Вы богаты – мы бедны: эти слова и понятия, связанные с ними, показались мне необыкновенно странны. Бедными по моим тогдашним понятиям могли быть только нищие и мужики, и это понятие бедности я никак не мог соединить в своем воображении с грациозной, хорошенькой Катей. Мне казалось, что Мими и Катенька, ежели всегда жили, то всегда и будут жить с нами и делить всё поровну. Иначе и быть не могло. Теперь же тысячи новых, неясных мыслей, касательно одинокого положения их, зароилось в моей голове, и мне стало так совестно, что мы богаты, а они бедны, что я покраснел и не мог решиться взглянуть на Катеньку.

«Что ж такое, что мы богаты, а они бедны? – думал я, – и каким образом из этого вытекает необходимость разлуки? Отчего ж нам не разделить поровну того, что имеем?» Но я понимал, что с Катенькой не годится говорить об этом, и какой-то практический инстинкт, в противность этим логическим размышлениям, уже говорил мне, что она права, и что неуместно бы было объяснять ей свою мысль.

– Неужели точно ты уедешь от нас? – сказал я: – как же это мы будем жить врозь?

– Что же делать, мне самой больно; только ежели это случится, я знаю, что я сделаю…

– В актрисы пойдешь.... вот глупости! – подхватил я, зная, что быть актрисой было всегда любимой мечтой ее.

– Нет, это я говорила, когда была маленькой…

– Так что же ты сделаешь?

– Пойду в монастырь и буду там жить, буду ходить в черненьком платьице, в бархатной шапочке.

Катенька заплакала.

Случалось ли вам, читатель, в известную пору жизни, вдруг замечать, что ваш взгляд на вещи совершенно изменяется, как будто все предметы, которые вы видели до тех пор, вдруг повернулись к вам другой, неизвестной еще стороной? Такого рода моральная перемена произошла во мне в первый раз, во время нашего путешествия, с которого я и считаю начало моего отрочества.

Мне в первый раз пришла в голову ясная мысль о том, что не мы одни, т. е. наше семейство, живем на свете, что не все интересы вертятся около нас, а что существует другая жизнь людей, ничего не имеющих общего с нами, не заботящихся о нас и даже не имеющих понятия о нашем существовании. Без сомнения, я и прежде знал всё это; но знал не так, как я это узнал теперь, не сознавал, не чувствовал.
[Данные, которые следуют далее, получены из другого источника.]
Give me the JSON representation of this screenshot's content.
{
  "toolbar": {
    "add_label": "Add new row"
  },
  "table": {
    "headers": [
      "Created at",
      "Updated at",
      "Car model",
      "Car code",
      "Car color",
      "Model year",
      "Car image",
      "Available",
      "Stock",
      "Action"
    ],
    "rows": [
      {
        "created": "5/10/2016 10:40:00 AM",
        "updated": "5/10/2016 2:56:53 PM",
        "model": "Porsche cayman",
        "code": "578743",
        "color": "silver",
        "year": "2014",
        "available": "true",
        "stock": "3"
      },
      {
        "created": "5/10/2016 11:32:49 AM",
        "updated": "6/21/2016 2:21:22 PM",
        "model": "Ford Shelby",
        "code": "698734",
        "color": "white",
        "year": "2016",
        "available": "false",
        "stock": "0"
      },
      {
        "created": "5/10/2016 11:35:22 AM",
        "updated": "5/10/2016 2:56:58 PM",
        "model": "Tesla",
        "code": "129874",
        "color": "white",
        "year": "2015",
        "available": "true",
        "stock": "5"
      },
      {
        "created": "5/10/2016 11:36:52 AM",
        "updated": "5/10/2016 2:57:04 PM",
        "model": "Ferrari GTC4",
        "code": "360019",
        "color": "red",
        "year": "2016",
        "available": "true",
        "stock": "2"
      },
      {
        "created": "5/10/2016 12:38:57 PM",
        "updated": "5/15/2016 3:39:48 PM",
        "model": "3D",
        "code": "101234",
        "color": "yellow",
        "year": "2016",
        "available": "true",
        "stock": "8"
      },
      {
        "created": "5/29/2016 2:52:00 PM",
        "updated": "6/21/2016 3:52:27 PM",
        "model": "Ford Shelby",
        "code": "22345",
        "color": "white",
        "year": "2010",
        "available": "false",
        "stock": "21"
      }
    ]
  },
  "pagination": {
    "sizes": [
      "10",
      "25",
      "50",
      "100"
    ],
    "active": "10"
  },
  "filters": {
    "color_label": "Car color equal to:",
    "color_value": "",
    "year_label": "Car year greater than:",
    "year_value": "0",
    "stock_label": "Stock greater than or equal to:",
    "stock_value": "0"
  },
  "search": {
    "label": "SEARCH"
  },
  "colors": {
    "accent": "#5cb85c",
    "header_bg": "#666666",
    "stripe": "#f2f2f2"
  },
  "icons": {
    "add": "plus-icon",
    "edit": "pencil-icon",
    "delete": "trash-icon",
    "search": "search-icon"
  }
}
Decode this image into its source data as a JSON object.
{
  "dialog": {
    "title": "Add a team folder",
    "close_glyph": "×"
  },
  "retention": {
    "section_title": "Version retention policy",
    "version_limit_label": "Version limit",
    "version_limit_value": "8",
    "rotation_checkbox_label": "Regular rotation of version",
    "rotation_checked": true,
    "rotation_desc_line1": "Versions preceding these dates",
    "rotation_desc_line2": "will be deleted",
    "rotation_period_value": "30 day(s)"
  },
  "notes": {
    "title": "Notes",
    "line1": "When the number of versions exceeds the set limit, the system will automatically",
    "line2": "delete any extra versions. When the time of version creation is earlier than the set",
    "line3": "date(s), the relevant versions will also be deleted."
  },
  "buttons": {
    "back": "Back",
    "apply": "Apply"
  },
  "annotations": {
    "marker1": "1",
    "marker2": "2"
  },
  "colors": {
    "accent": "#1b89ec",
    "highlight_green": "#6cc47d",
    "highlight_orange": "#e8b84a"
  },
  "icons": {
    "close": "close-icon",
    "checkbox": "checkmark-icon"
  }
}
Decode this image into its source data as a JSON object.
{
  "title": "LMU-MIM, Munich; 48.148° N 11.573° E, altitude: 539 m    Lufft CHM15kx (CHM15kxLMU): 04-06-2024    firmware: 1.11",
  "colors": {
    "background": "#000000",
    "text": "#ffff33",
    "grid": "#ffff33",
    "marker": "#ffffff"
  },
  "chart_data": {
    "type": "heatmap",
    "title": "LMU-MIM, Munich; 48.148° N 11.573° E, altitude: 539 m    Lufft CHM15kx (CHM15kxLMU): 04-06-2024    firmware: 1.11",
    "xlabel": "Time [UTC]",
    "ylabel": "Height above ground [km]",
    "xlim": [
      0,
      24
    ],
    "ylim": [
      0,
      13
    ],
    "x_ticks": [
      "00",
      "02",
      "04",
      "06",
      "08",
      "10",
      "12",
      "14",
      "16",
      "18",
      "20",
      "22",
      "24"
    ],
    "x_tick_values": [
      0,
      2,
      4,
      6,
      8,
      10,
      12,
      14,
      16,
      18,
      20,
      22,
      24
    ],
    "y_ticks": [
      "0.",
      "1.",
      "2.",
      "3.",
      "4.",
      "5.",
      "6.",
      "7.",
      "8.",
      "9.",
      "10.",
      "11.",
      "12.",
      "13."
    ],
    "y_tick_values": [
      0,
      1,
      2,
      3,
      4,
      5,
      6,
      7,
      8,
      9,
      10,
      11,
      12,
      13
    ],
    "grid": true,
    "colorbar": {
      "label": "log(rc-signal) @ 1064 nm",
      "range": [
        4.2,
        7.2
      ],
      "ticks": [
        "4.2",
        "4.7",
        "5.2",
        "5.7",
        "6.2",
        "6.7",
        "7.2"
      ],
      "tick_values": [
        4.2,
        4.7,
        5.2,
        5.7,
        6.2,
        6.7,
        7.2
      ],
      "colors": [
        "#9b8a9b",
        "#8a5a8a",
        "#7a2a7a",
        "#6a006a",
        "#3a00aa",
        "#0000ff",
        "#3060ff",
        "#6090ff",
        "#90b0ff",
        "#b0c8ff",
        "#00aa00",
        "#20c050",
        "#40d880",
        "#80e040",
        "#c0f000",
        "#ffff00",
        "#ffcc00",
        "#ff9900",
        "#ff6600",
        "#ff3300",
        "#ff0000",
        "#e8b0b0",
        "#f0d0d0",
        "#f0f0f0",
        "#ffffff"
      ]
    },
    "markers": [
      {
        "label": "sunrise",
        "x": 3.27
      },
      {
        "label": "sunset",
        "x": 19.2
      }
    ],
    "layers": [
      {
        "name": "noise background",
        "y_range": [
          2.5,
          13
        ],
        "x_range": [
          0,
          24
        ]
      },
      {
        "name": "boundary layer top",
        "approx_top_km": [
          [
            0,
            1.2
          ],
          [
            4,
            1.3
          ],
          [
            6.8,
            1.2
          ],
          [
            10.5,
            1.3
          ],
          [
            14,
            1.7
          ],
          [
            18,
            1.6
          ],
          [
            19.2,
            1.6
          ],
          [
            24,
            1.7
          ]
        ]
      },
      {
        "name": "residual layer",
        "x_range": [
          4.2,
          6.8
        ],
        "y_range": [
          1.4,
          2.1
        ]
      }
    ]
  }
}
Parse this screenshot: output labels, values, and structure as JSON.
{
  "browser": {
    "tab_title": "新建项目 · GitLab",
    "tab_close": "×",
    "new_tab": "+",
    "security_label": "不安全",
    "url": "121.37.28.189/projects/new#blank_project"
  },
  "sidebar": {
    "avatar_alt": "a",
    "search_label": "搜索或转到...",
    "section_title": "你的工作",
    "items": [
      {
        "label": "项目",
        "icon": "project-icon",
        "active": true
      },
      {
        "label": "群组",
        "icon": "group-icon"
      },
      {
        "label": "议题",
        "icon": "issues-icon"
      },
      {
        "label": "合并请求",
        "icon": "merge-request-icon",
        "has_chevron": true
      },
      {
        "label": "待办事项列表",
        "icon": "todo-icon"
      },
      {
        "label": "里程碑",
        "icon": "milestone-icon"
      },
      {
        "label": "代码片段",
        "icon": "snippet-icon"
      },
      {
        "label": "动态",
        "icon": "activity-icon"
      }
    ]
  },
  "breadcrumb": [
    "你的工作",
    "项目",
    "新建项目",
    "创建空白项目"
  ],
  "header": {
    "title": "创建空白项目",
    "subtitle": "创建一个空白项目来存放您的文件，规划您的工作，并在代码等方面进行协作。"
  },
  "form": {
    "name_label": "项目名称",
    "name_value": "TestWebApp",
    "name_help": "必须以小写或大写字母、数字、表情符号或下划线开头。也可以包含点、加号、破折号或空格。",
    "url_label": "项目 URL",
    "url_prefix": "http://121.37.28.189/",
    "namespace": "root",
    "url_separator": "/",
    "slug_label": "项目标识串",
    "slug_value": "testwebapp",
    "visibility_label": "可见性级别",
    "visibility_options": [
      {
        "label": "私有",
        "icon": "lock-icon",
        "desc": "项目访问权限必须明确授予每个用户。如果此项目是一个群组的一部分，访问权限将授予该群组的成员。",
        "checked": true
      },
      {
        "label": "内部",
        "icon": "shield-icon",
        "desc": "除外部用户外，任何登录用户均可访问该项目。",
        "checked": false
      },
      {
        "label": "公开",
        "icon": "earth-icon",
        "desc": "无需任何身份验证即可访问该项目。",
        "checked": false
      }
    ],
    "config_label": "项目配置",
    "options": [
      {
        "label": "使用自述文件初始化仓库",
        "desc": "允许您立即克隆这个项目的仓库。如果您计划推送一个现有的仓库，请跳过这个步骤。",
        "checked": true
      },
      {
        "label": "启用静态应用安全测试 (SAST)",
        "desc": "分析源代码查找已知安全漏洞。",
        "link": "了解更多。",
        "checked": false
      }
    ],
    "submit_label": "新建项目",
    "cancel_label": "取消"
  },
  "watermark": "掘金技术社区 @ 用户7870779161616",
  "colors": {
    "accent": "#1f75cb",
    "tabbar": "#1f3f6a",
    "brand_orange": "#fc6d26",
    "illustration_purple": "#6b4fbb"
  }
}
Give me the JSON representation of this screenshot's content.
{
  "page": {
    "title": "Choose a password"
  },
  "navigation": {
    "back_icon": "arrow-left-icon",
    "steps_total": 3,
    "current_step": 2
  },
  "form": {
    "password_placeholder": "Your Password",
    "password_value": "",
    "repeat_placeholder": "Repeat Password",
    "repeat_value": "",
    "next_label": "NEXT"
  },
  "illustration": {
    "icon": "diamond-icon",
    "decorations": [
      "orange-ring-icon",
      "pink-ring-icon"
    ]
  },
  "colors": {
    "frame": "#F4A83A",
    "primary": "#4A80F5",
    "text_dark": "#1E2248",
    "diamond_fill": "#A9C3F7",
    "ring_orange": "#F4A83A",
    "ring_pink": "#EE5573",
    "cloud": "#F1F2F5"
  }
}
Мысль переходит в убеждение только одним известным путем, часто совершенно неожиданным и особенным от путей, которые, чтобы приобрести то же убеждение, проходят другие умы. Разговор с Катенькой, сильно тронувший меня и заставивший задуматься над ее будущим положением, был для меня этим путем. Когда я глядел на деревни и города, которые мы проезжали, в которых в каждом доме жило по крайней мере такое же семейство, как наше, на женщин, детей, которые с минутным любопытством смотрели на экипаж и навсегда исчезали из глаз, на лавочников, мужиков, которые не только не кланялись нам, как я привык видеть это в Петровском, но не удостоивали нас даже взглядом, мне в первый раз пришел в голову вопрос: что же их может занимать, ежели они нисколько не заботятся о нас? и из этого вопроса возникли другие: как и чем они живут, как воспитывают своих детей, учат ли их, пускают ли играть, как наказывают? и т. д.

ГЛАВА IV.
В МОСКВЕ.

С приездом в Москву перемена моего взгляда на предметы, лица и свое отношение к ним стала еще ощутительнее.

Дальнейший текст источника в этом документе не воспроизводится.